Judge Aylmer said he had to take mitigating factors into account, which included the accused’s admissions and guilty plea, his co-operation and expressions of remorse and the apology he had given in court.

The judge said he was reducing the sentence to five years on that basis, also giving Racys credit for the time he had already spent in custody.

It had been confirmed during the hearing that Racys had 13 previous convictions in other jurisdictions, including two for rape and one for sexual assault that were recorded at a court in Lithuania in 2006.

Judge Aylmer had been told that the defendant was involved in a verbal dispute with Mr Bell in the nearby in Hughes’s pub a short time before the assault.
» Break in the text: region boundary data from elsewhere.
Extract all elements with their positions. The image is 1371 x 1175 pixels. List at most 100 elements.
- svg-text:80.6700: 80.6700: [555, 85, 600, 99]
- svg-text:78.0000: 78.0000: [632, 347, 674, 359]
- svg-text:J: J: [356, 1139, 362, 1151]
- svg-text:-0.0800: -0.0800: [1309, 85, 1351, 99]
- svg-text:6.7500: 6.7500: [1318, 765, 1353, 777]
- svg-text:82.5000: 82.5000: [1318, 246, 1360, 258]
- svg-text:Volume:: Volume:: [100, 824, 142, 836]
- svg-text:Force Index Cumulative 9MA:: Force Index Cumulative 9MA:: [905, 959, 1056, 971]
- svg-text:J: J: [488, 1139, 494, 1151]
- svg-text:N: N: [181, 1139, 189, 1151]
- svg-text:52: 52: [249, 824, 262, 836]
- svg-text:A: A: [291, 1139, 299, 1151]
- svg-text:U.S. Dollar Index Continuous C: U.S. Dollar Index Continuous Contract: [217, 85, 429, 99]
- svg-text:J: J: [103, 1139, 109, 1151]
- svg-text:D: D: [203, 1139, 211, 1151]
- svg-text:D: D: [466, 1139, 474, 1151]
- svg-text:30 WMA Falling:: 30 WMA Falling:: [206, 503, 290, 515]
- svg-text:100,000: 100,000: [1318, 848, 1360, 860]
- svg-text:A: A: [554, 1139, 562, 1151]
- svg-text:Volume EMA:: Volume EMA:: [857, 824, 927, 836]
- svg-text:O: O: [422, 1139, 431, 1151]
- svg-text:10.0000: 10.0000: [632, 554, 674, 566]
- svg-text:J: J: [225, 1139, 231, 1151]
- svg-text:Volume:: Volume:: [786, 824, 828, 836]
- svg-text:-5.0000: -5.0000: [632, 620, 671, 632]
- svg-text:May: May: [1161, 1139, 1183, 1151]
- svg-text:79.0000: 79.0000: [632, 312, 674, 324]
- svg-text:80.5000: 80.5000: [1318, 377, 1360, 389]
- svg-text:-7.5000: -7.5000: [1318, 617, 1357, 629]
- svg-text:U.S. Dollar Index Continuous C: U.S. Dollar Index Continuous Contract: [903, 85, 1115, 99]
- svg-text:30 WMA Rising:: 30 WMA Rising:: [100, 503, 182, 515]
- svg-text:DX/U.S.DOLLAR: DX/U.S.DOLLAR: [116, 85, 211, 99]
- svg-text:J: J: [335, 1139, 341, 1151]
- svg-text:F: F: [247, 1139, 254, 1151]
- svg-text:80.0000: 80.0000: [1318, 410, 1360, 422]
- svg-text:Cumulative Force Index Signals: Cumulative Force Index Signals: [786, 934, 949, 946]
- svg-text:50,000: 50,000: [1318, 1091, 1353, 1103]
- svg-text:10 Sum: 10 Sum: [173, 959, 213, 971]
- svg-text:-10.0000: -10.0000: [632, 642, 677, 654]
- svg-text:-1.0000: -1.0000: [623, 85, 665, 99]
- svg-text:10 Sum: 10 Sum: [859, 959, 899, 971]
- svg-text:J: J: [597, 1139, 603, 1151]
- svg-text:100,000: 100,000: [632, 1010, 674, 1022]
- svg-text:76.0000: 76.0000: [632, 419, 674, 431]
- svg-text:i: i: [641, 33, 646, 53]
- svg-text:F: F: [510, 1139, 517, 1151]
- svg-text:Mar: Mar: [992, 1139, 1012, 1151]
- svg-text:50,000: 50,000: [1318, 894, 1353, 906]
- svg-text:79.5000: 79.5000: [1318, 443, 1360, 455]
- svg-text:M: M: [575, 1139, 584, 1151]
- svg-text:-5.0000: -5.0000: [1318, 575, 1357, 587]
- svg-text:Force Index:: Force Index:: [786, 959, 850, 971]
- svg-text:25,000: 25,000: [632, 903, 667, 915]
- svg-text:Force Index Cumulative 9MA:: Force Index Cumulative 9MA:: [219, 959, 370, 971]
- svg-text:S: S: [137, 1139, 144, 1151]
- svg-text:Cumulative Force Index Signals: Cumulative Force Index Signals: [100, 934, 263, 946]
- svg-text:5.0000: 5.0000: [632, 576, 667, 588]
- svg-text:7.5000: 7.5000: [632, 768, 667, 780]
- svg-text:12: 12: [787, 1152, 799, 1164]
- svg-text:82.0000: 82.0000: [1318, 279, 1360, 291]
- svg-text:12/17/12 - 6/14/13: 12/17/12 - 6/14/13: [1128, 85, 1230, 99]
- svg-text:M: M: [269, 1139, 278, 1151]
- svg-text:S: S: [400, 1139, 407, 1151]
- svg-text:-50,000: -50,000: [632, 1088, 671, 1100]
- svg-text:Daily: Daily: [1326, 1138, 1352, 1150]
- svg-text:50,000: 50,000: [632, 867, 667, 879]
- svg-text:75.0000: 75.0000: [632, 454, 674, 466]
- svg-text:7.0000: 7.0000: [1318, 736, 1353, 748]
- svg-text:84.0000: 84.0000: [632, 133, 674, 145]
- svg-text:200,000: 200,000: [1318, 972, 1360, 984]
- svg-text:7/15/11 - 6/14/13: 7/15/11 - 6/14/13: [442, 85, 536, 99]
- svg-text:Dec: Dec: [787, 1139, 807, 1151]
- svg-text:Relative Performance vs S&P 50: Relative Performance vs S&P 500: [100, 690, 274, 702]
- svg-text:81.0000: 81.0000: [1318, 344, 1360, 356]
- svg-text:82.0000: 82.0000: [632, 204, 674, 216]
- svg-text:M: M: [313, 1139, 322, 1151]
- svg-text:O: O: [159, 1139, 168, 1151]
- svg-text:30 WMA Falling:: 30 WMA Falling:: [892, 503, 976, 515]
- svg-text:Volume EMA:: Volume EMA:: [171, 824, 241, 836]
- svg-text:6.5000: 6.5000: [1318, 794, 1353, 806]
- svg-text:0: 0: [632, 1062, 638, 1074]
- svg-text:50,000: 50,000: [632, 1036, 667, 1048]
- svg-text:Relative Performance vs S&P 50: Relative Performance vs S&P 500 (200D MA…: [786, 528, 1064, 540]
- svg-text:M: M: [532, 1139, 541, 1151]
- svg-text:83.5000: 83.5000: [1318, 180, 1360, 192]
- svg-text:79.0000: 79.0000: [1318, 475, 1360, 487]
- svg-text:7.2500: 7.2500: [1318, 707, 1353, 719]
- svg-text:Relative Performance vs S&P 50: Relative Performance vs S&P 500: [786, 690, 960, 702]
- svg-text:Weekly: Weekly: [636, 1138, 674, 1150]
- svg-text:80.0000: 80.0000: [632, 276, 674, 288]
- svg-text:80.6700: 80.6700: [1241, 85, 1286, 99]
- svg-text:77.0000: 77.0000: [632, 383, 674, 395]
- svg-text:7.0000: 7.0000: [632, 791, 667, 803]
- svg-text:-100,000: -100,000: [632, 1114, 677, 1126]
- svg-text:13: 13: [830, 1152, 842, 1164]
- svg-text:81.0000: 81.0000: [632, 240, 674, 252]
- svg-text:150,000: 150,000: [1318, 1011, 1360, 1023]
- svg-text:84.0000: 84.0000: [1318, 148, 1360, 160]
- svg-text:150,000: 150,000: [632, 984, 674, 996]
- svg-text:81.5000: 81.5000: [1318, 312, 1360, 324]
This had been over who had the right to use the pool table, but Garda Insp Pat O’Connell stated there had been no indication at that stage that the matter could have escalated as it did.

Defence counsel Garnet Orange said it was obvious that Mr Bell was a very decent man who was much loved and a huge loss to his family and the various communities he was involved in. Mr Orange said the defendant was married and had two young children, and had been hoping to start a new life for himself in Ireland.

Mr Bell, who was 35 when the attack occurred, was a well-known sports instructor active in GAA circles in Monaghan and in his native Armagh. He had been celebrating the christening of his four-month-old twin daughters Ava and Cara on the day of the incident.

Members of Mr Bell’s family including his father, sisters and brother, had given harrowing accounts of the impact of his death earlier in the hearing.

His partner, Edel Tighe, said that as a couple they had their whole lives to look forward to and they had been very happy at the christening of their daughters. But now the girls would never know their father, and now she was a 28-year-old single mother who was left only memories.